Advances in technology and increased international fiscal co-operation have made global personal tax compliance initiatives pop up in abundance in recent years. To compound the issue, the Russian invasion of Ukraine and the corresponding economic fallout prompted domestic governments to increase transparency in relation to investments held by wealthy foreign individuals (with a focus on oligarchs).

In the UK, in the context of the cost-of-living crisis, public opinion certainly seems to be in favour of increased accountability for high-net-worth individuals (eg, on 9 October 2022, 63% of Britons surveyed thought that “the rich are not paying enough and their taxes should be increased”).1

HMRC is one of the most sophisticated tax collection authorities in the world and the department is making significant investments in technology in the field of compliance work; they are well placed to take advantage of new international efforts to increase tax compliance, particularly considering the already extensive network of 130 bilateral tax treaties in the UK (the largest in the world).2 The UK was also a founding member of the OECD’s Joint International Taskforce on Shared Intelligence and Collaboration (JITSIC) forum.
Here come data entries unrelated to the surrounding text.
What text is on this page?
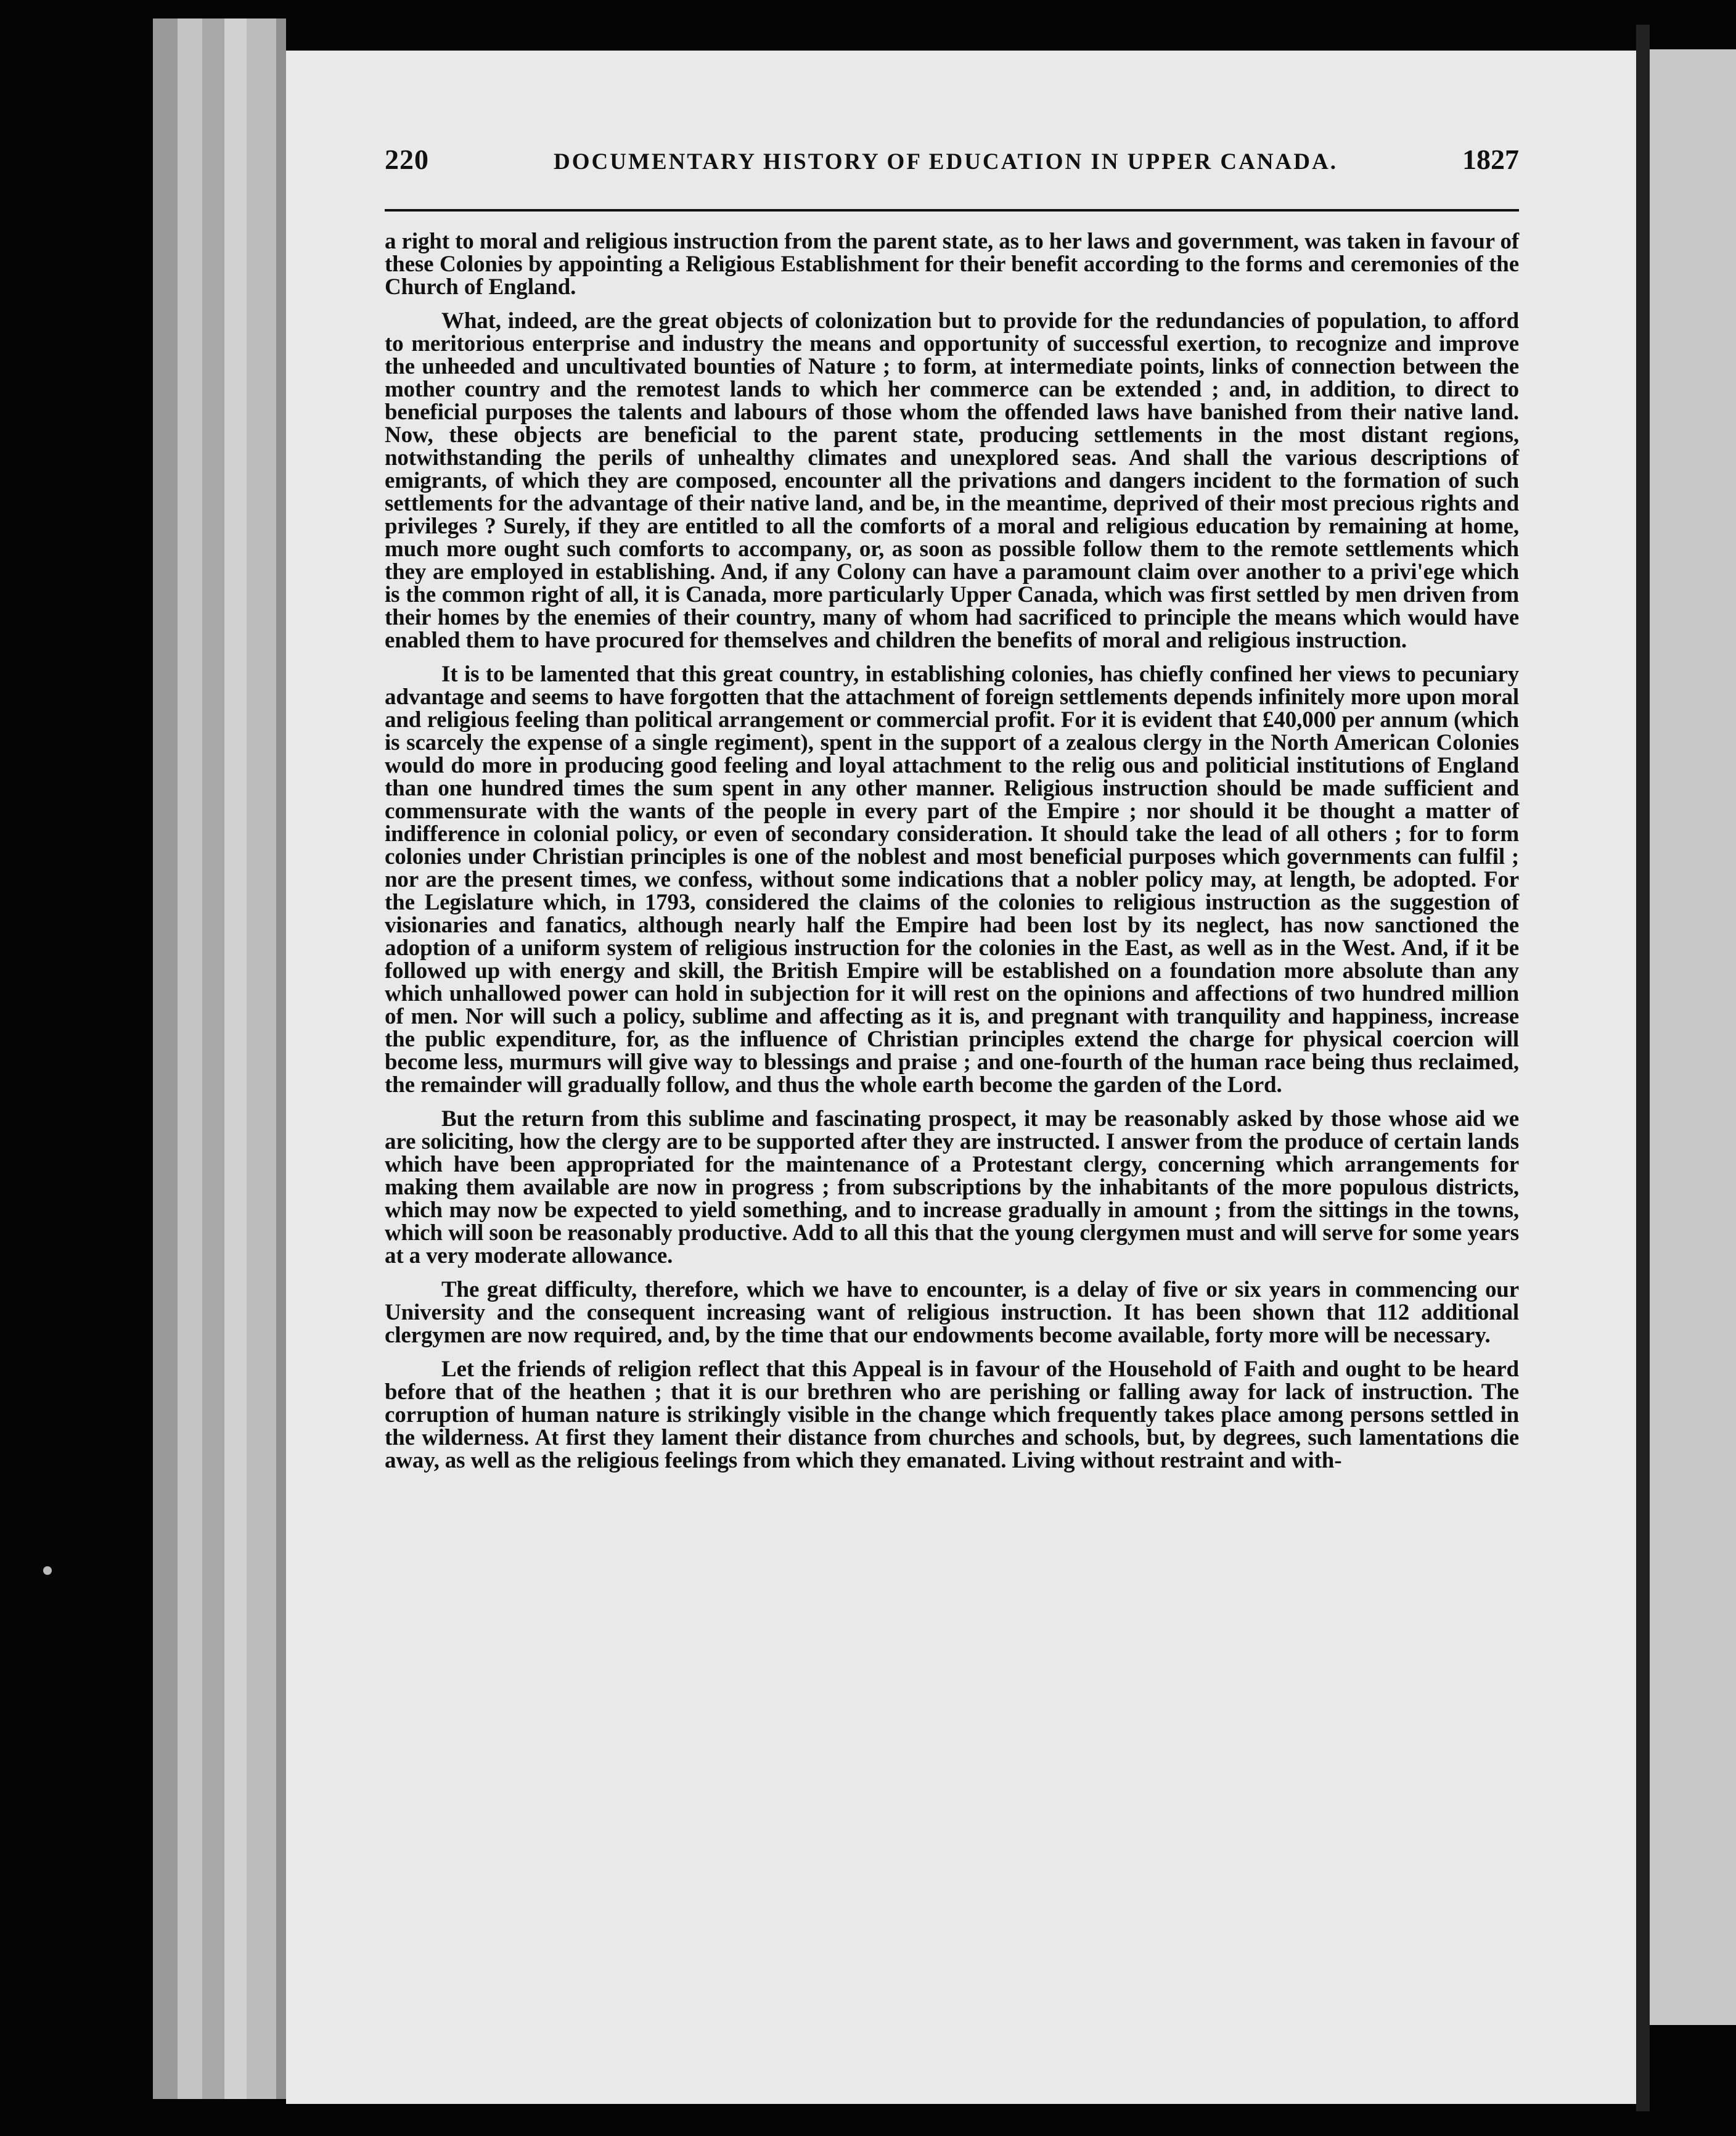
220	DOCUMENTARY HISTORY OF EDUCATION IN UPPER CANADA.	1827

a right to moral and religious instruction from the parent state, as to her laws and government, was taken in favour of these Colonies by appointing a Religious Establishment for their benefit according to the forms and ceremonies of the Church of England.

What, indeed, are the great objects of colonization but to provide for the redundancies of population, to afford to meritorious enterprise and industry the means and opportunity of successful exertion, to recognize and improve the unheeded and uncultivated bounties of Nature ; to form, at intermediate points, links of connection between the mother country and the remotest lands to which her commerce can be extended ; and, in addition, to direct to beneficial purposes the talents and labours of those whom the offended laws have banished from their native land. Now, these objects are beneficial to the parent state, producing settlements in the most distant regions, notwithstanding the perils of unhealthy climates and unexplored seas. And shall the various descriptions of emigrants, of which they are composed, encounter all the privations and dangers incident to the formation of such settlements for the advantage of their native land, and be, in the meantime, deprived of their most precious rights and privileges ? Surely, if they are entitled to all the comforts of a moral and religious education by remaining at home, much more ought such comforts to accompany, or, as soon as possible follow them to the remote settlements which they are employed in establishing. And, if any Colony can have a paramount claim over another to a privi'ege which is the common right of all, it is Canada, more particularly Upper Canada, which was first settled by men driven from their homes by the enemies of their country, many of whom had sacrificed to principle the means which would have enabled them to have procured for themselves and children the benefits of moral and religious instruction.

It is to be lamented that this great country, in establishing colonies, has chiefly confined her views to pecuniary advantage and seems to have forgotten that the attachment of foreign settlements depends infinitely more upon moral and religious feeling than political arrangement or commercial profit. For it is evident that £40,000 per annum (which is scarcely the expense of a single regiment), spent in the support of a zealous clergy in the North American Colonies would do more in producing good feeling and loyal attachment to the relig ous and politicial institutions of England than one hundred times the sum spent in any other manner. Religious instruction should be made sufficient and commensurate with the wants of the people in every part of the Empire ; nor should it be thought a matter of indifference in colonial policy, or even of secondary consideration. It should take the lead of all others ; for to form colonies under Christian principles is one of the noblest and most beneficial purposes which governments can fulfil ; nor are the present times, we confess, without some indications that a nobler policy may, at length, be adopted. For the Legislature which, in 1793, considered the claims of the colonies to religious instruction as the suggestion of visionaries and fanatics, although nearly half the Empire had been lost by its neglect, has now sanctioned the adoption of a uniform system of religious instruction for the colonies in the East, as well as in the West. And, if it be followed up with energy and skill, the British Empire will be established on a foundation more absolute than any which unhallowed power can hold in subjection for it will rest on the opinions and affections of two hundred million of men. Nor will such a policy, sublime and affecting as it is, and pregnant with tranquility and happiness, increase the public expenditure, for, as the influence of Christian principles extend the charge for physical coercion will become less, murmurs will give way to blessings and praise ; and one-fourth of the human race being thus reclaimed, the remainder will gradually follow, and thus the whole earth become the garden of the Lord.

But the return from this sublime and fascinating prospect, it may be reasonably asked by those whose aid we are soliciting, how the clergy are to be supported after they are instructed. I answer from the produce of certain lands which have been appropriated for the maintenance of a Protestant clergy, concerning which arrangements for making them available are now in progress ; from subscriptions by the inhabitants of the more populous districts, which may now be expected to yield something, and to increase gradually in amount ; from the sittings in the towns, which will soon be reasonably productive. Add to all this that the young clergymen must and will serve for some years at a very moderate allowance.

The great difficulty, therefore, which we have to encounter, is a delay of five or six years in commencing our University and the consequent increasing want of religious instruction. It has been shown that 112 additional clergymen are now required, and, by the time that our endowments become available, forty more will be necessary.

Let the friends of religion reflect that this Appeal is in favour of the Household of Faith and ought to be heard before that of the heathen ; that it is our brethren who are perishing or falling away for lack of instruction. The corruption of human nature is strikingly visible in the change which frequently takes place among persons settled in the wilderness. At first they lament their distance from churches and schools, but, by degrees, such lamentations die away, as well as the religious feelings from which they emanated. Living without restraint and with-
This article discusses the main developments in support of the increased focus on international transparency and personal tax compliance in the UK. There are other international fiscal initiatives, particularly in the field of corporate taxation, but such initiatives are beyond the scope of this article.

It should be noted that a somewhat piecemeal approach, with constant tinkering makes compliance difficult for the taxpayer and is often criticised for lacking the certainty that a stable tax system needs to thrive.